Miller School Renews Effort to Raise Suicide Awareness
The statistics are staggering and almost impossible to comprehend: 36,000 people in the United States die by suicide every year and it is the country’s 10th leading cause of death. The growing suicide epidemic recently hit close to home with the deaths of two faculty members and two former Miller School medical students during their residencies.
The personal nature of the recent tragic deaths has led to a fervent commitment by the Miller School’s faculty, staff and students to this year’s Out of the Darkness community walk sponsored by the American Foundation for Suicide Prevention. This year’s walk is scheduled for Sunday, October 23, at 10 a.m. on the Coral Gables campus.
In memory of Richard Iacino, chief of staff to Dean Pascal J. Goldschmidt, M.D., “Team Iacino” has been formed. Those who knew Richard and want to honor his life are encouraged to register for the walk.
“As the recently elected president of the South Florida Chapter of the American Foundation for Suicide Prevention, I implore all of you to join us for this important event,” said Charles B. Nemeroff, M.D., Ph.D., Leonard M. Miller Professor and Chair of the Department of Psychiatry and Behavioral Sciences. “Having experienced our own loss at the Miller School, with Richard, we hope to use this event as a way to remember his life and raise awareness.
“For a variety of reasons, ranging from the marked increase in suicide among our military to the ongoing concerns about our struggling economy, we have witnessed a sharp rise in suicide rates this year,” says Nemeroff. “Helping to educate the public about the warning signs and treatment of emergent suicidality is essential in addressing this major public health problem.”

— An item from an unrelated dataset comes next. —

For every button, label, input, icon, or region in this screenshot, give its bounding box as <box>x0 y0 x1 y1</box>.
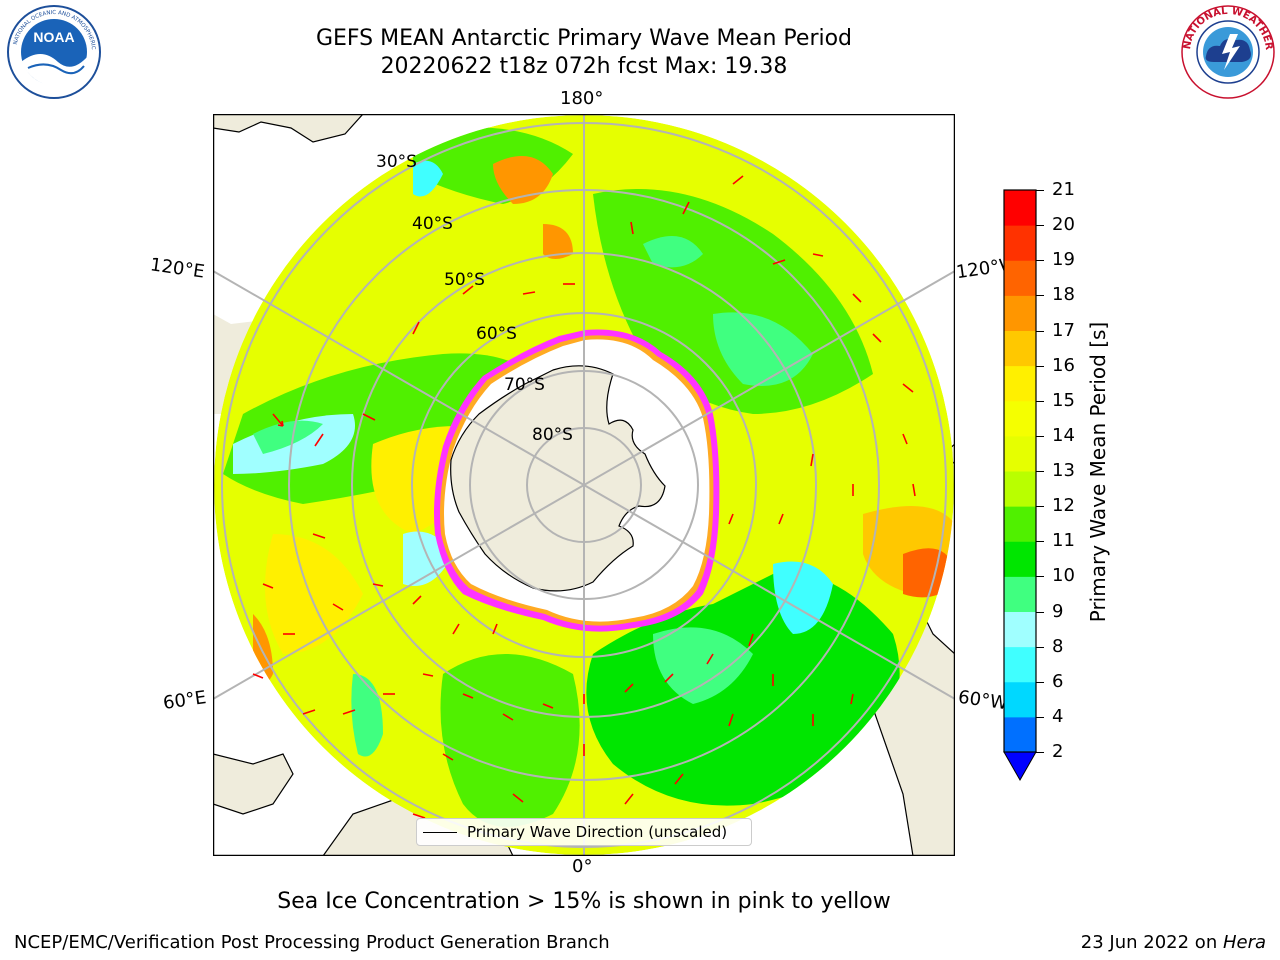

The walks are designed to raise awareness about suicide and suicide prevention while also raising funds for research. The event is also an effort to reach out to people with mental disorders and those impacted by suicide.
Tragically, the medical profession is one of the areas hardest hit by suicide. According to two recent studies, there are 300 physician suicides each year, which is almost triple the rate in the general population. The rate among male physicians is 40 percent higher than among non-physicians and among female physicians it is 130 percent higher than non-physicians.
“The research suggests the problem starts long before a physician goes into practice — it begins with the stress of medical school,” said Ana Campo, M.D., associate professor of clinical psychiatry and behavioral sciences and assistant dean for student affairs. “A high percentage of medical students report feeling burned out at some point during medical school training. This feeling of being burned out may in some cases contribute to suicidal ideation.”
Free medical services are available to Miller School medical students and graduate students who are experiencing mental health issues through the Department of Psychiatry and Behavioral Sciences at 305-243-2774.
In addition, any employee of the Miller School or UHealth can take advantage of the University’s Faculty and Staff Assistance Program by calling 305-284-6604.